A huit mois des élections municipales, le projet n'est pourtant pas encore ficelé. « Nous avons juste lancé une étude de faisabilité, affirme le docteur Marie-Pierre Villarubias, chargé du dossier à l'ARH. J'espère tout de même que l'unité pourra ouvrir en 2008-2009. » Pour cela, il ne faudra toutefois pas compter sur le corps médical de Lommelet « plus que réservé », selon François Caplier, le secrétaire général de l'établissement.

Ce qui n'était pas le cas des professionnels du CHR de Lille. « Nous étions favorables à l'ouverture de cette unité chez nous.

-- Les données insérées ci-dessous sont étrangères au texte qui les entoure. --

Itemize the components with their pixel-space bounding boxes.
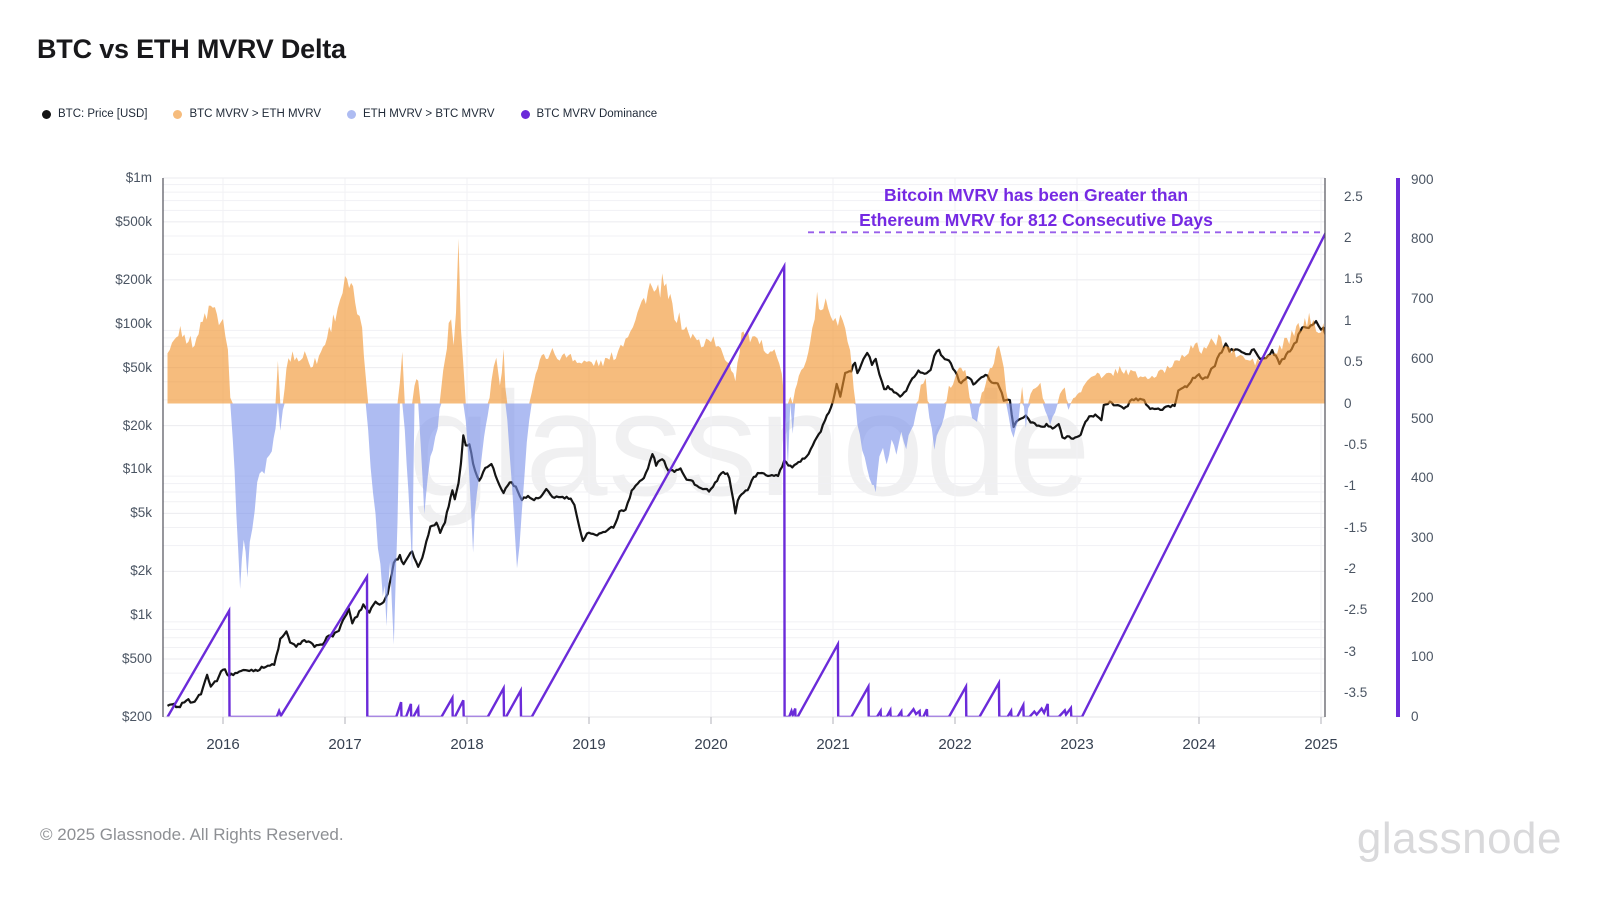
y-delta-tick: -1 [1344,478,1357,494]
x-tick-2019: 2019 [572,736,606,753]
x-tick-2020: 2020 [694,736,728,753]
annotation-streak: Bitcoin MVRV has been Greater than Ether… [748,183,1324,233]
legend-label: BTC: Price [USD] [58,108,148,120]
y-delta-tick: -1.5 [1344,519,1368,535]
y-left-tick: $200k [115,271,152,287]
y-delta-tick: -3.5 [1344,684,1368,700]
legend-swatch-icon [42,109,51,119]
x-tick-2022: 2022 [938,736,972,753]
y-left-tick: $500k [115,213,152,229]
legend-swatch-icon [173,109,183,119]
y-delta-tick: 2 [1344,230,1352,246]
legend-swatch-icon [347,109,356,119]
y-left-tick: $100k [115,315,152,331]
y-left-tick: $1k [130,607,152,623]
y-days-tick: 800 [1411,231,1434,247]
x-tick-2024: 2024 [1182,736,1216,753]
copyright-text: © 2025 Glassnode. All Rights Reserved. [40,825,344,844]
y-delta-tick: -3 [1344,643,1357,659]
legend-label: BTC MVRV > ETH MVRV [189,108,321,120]
legend-item-btc-gt-eth[interactable]: BTC MVRV > ETH MVRV [173,108,321,120]
legend-item-dominance[interactable]: BTC MVRV Dominance [520,108,658,120]
y-left-tick: $500 [121,651,152,667]
gridlines [163,177,1325,718]
area-btc-mvrv-greater [167,238,1325,404]
y-days-tick: 200 [1411,589,1434,605]
y-left-tick: $1m [125,170,152,185]
brand-wordmark: glassnode [1356,814,1562,863]
y-left-tick: $2k [130,563,152,579]
y-delta-tick: 1 [1344,312,1352,328]
annotation-line-1: Bitcoin MVRV has been Greater than [883,185,1189,205]
y-left-tick: $5k [130,505,152,521]
legend: BTC: Price [USD] BTC MVRV > ETH MVRV ETH M… [42,108,657,120]
y-delta-tick: -0.5 [1344,436,1368,452]
y-delta-tick: 1.5 [1344,271,1363,287]
y-days-tick: 500 [1411,410,1434,426]
x-tick-2023: 2023 [1060,736,1094,753]
y-left-tick: $20k [122,417,152,433]
annotation-line-2: Ethereum MVRV for 812 Consecutive Days [859,210,1213,231]
y-delta-tick: 2.5 [1344,188,1363,204]
y-days-tick: 0 [1411,709,1419,724]
x-tick-2017: 2017 [328,736,362,753]
y-days-tick: 700 [1411,291,1434,307]
y-days-tick: 900 [1411,171,1434,187]
legend-label: ETH MVRV > BTC MVRV [363,108,495,120]
y-days-tick: 400 [1411,470,1434,486]
y-delta-tick: 0.5 [1344,354,1363,370]
legend-item-btc-price[interactable]: BTC: Price [USD] [42,108,147,120]
page-title: BTC vs ETH MVRV Delta [37,34,346,64]
y-left-tick: $200 [121,709,152,725]
legend-item-eth-gt-btc[interactable]: ETH MVRV > BTC MVRV [347,108,495,120]
y-days-tick: 100 [1411,649,1434,665]
y-left-tick: $50k [122,359,152,375]
y-delta-tick: -2.5 [1344,602,1368,618]
legend-swatch-icon [520,109,530,119]
x-tick-2021: 2021 [816,736,850,753]
y-left-tick: $10k [122,461,152,477]
legend-label: BTC MVRV Dominance [536,108,658,120]
x-tick-2016: 2016 [206,736,240,753]
y-delta-tick: -2 [1344,560,1357,576]
area-eth-mvrv-greater [167,403,1325,645]
y-days-tick: 600 [1411,350,1434,366]
btc-mvrv-dominance-line [166,231,1325,717]
y-days-tick: 300 [1411,529,1434,545]
y-delta-tick: 0 [1344,395,1352,411]
x-tick-2018: 2018 [450,736,484,753]
x-tick-2025: 2025 [1304,736,1338,753]
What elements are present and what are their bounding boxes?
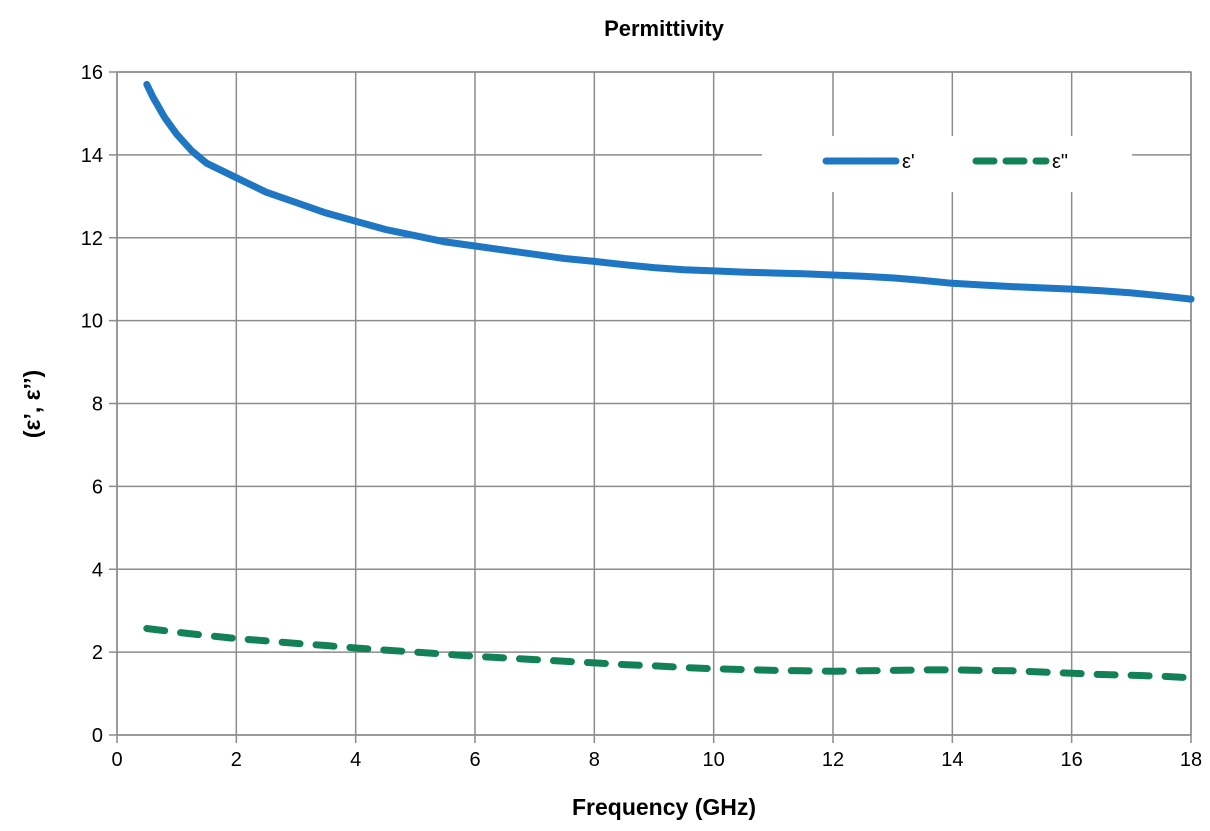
plot-area-frame bbox=[116, 71, 1192, 736]
x-tick-label: 0 bbox=[111, 749, 122, 771]
series-line-eps-imag bbox=[143, 625, 1195, 682]
y-tick-label: 4 bbox=[92, 559, 103, 581]
y-tick-label: 16 bbox=[81, 62, 103, 84]
x-tick-label: 4 bbox=[350, 749, 361, 771]
x-axis-label: Frequency (GHz) bbox=[572, 794, 756, 820]
chart-title: Permittivity bbox=[604, 16, 725, 41]
x-axis-ticks: 0 2 4 6 8 10 12 14 16 18 bbox=[111, 749, 1202, 771]
x-tick-label: 6 bbox=[469, 749, 480, 771]
x-tick-label: 10 bbox=[703, 749, 725, 771]
legend-label-eps-real: ε' bbox=[902, 151, 915, 173]
y-tick-label: 10 bbox=[81, 311, 103, 333]
y-tick-label: 0 bbox=[92, 725, 103, 747]
y-tick-label: 14 bbox=[81, 145, 103, 167]
y-tick-label: 2 bbox=[92, 642, 103, 664]
x-tick-label: 2 bbox=[231, 749, 242, 771]
legend-box bbox=[762, 136, 1132, 192]
x-tick-label: 14 bbox=[941, 749, 963, 771]
series-line-eps-real bbox=[143, 80, 1195, 303]
x-tick-label: 18 bbox=[1180, 749, 1202, 771]
y-axis-label: (ε’, ε’’) bbox=[19, 370, 45, 438]
series-layer bbox=[143, 80, 1195, 682]
x-tick-label: 16 bbox=[1061, 749, 1083, 771]
legend: ε' ε" bbox=[762, 136, 1132, 192]
x-tick-label: 12 bbox=[822, 749, 844, 771]
y-tick-label: 6 bbox=[92, 476, 103, 498]
x-tick-label: 8 bbox=[589, 749, 600, 771]
y-tick-label: 12 bbox=[81, 228, 103, 250]
y-axis-ticks: 0 2 4 6 8 10 12 14 16 bbox=[81, 62, 103, 747]
legend-label-eps-imag: ε" bbox=[1052, 151, 1068, 173]
y-tick-label: 8 bbox=[92, 394, 103, 416]
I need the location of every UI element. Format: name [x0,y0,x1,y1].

Mais nous manquons de moyens fonciers », assure la direction. Un bâtiment de 5 000 m2 et un environnement « sain » sont en effet nécessaires pour accueillir la soixantaine de lits prévus dans le projet. Des conditions que l'on retrouve à Lommelet. « De toute façon, je ne veux pas dialoguer sur le sujet, je veux juste dire non. Et s'il le faut, je mobiliserai la population », conclut le maire.

soins Il existe déjà une unité hospitalière de soins infirmiers pour détenus au CHR de Lille. Mais elle n'est pas prévue pour prendre en charge les troubles psychiatriques.